In the course of this research, it is necessary to obtain day-old bees to be paint-marked and put back into the hive until they are older for further testing or sampling. To do this, frames are removed that contain brood about to emerge as adults. Frames would be placed in a frame cage and placed in a humidified incubator. Bees that emerge over the next day are one day old and brushed into a marking arena. These bees cannot sting or fly yet. Bees are painted with designated colors on their thoraces and returned to the hive. After a few days, Greg and Peter would open the hive, identify bees of a certain age, and collect them for experiments.
A unique aspect of the social behavior of bees is swarming.

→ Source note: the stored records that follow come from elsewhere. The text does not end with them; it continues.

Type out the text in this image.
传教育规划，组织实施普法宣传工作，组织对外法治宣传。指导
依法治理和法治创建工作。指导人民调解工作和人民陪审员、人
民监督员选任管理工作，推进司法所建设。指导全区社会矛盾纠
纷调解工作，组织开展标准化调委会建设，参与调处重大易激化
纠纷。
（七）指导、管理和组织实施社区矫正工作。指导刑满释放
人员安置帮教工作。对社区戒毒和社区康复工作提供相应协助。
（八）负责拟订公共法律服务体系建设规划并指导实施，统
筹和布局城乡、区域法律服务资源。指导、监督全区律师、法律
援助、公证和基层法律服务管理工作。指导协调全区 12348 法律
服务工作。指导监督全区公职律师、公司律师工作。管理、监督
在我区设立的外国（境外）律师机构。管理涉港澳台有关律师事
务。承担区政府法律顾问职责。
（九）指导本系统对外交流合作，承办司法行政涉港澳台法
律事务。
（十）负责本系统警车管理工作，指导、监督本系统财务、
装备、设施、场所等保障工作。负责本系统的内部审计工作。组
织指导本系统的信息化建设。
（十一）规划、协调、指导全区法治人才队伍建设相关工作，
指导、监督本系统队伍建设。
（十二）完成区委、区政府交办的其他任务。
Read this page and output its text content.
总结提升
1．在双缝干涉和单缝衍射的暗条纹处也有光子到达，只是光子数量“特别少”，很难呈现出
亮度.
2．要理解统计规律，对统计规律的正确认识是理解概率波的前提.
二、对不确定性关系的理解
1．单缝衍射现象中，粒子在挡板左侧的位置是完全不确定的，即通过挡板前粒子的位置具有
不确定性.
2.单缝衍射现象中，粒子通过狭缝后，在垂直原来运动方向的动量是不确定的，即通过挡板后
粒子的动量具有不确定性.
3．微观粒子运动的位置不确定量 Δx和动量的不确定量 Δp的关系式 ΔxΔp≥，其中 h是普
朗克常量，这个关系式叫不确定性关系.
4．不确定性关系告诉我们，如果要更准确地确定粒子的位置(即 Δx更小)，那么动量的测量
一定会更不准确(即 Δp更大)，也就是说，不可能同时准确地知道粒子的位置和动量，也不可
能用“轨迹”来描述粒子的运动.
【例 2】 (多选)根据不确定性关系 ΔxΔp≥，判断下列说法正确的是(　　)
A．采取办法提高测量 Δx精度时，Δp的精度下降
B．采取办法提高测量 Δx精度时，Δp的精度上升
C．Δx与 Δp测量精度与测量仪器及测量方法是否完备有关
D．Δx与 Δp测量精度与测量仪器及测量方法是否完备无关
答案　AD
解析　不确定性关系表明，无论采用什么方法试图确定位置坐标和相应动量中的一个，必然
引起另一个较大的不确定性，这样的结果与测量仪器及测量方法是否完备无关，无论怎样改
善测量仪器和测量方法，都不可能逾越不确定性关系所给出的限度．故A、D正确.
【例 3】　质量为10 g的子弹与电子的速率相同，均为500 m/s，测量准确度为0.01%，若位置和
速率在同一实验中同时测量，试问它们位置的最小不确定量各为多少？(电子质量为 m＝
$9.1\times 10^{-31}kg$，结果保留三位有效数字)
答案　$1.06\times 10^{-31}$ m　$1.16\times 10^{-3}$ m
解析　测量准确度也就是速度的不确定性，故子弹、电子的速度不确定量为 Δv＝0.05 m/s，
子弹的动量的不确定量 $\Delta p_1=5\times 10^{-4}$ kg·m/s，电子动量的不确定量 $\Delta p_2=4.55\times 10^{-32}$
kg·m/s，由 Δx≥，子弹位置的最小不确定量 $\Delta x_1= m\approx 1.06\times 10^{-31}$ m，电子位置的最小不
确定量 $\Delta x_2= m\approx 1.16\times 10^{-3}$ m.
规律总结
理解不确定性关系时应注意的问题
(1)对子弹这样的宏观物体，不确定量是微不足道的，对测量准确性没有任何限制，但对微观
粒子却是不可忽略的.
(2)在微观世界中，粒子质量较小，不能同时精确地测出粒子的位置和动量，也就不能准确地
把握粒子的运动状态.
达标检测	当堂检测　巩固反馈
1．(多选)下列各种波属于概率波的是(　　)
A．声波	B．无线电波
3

When colonies become too large, half the colony and the old queen fly away to found a new colony. One of our colonies swarmed over the summer. In this video, the swarm was on a tree that we shook into a hive box. The queen must have fallen into the box, because the worker bees marched up into the colony. After giving the bees some time, we moved the swarm hive back to the apiary. The old colony retained a young daughter queen that had been prepared to take over from the old queen.